Orthotics: Aulton is still toe walking a lot. He is still tolerating his day time orthotics and still hates the night splints. He is getting refitted for new day and night orthotics in a few weeks. I wish I could say we were returning to the lower SMOs, but I think he will be in the tall AFOs for a few more years.

Speech: Aulton is attempting more sounds, but still has few words. I'm fairly certain he has autism, but if he does, it doesn't change anything. He's still Aulton, I still love him and am doing everything I can to help him progress. He is going to be evaluated for an augmentative communication device in the next few weeks. This device can be programmed to Aulton and will give him the ability to say hello to people, request foods, activities, etc. It has more options than the PECS he currently uses.

Aulton is still happy, loving and the sweetest, cutest four-year-old I have ever met. I thank God for trusting me to raise him.

Friday, April 23, 2010

Wally's World

I named this post after a paper I wrote in 9th grade, with the same title. I wrote it about my grandpa, Wally, and how I was so proud to be a part of his world. My grandfather, passed away on Sunday, April 11, 2010. I found out as I was driving to drop off some dinner to a friend who had just had a baby.

I'm so grateful for him and his passing has given me the chance to think about what he meant to me. My grandpa always told me exactly what he thought without sugar-coating anything. That part of his personality was sometimes difficult for me to handle. However, he taught me a lot and most of my memories of him are fond.

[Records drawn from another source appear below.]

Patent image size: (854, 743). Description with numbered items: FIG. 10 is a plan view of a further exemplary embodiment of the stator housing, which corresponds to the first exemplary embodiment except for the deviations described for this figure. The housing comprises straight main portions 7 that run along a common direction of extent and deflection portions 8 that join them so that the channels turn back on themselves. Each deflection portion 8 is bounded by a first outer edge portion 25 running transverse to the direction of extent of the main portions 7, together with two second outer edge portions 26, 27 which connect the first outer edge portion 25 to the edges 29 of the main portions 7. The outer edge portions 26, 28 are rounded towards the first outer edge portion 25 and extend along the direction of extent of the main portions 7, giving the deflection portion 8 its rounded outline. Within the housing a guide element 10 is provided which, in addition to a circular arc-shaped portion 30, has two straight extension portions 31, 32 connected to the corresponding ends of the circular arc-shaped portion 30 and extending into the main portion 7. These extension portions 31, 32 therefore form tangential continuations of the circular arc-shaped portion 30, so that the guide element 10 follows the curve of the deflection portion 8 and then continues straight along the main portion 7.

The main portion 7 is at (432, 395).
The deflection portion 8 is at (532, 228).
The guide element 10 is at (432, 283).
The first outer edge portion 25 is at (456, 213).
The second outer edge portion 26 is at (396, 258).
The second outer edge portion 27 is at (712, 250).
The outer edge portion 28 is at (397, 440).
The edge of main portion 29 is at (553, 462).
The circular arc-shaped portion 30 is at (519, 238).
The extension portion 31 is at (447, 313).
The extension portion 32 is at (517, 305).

My favorite memory of him involves his beard. When I was a little girl, my family would visit my grandparents often. We didn't live far from them and I remember sitting on his lap all the time, rubbing my face against his whiskers. I can still feel it and smell him. My grandpa smelled like the combination of Irish Spring soap, aftershave and spearmint. When I was at their home, I would nurse Lyla in his office and just sit in there and cry. The whole room smelled just like him. I miss that smell.
I am so glad that he got to meet both of my children. Aulton has been sick, so he has been staying home from school and therapy this week. As I have been teaching and playing with he and Lyla, I have pictured my grandfather watching us. I think he would proud of the job I'm doing and it makes me want to try a little harder to be more patient and loving.

I feel my grandpa in my heart. He will be there until I'm able to rub my cheek against his again.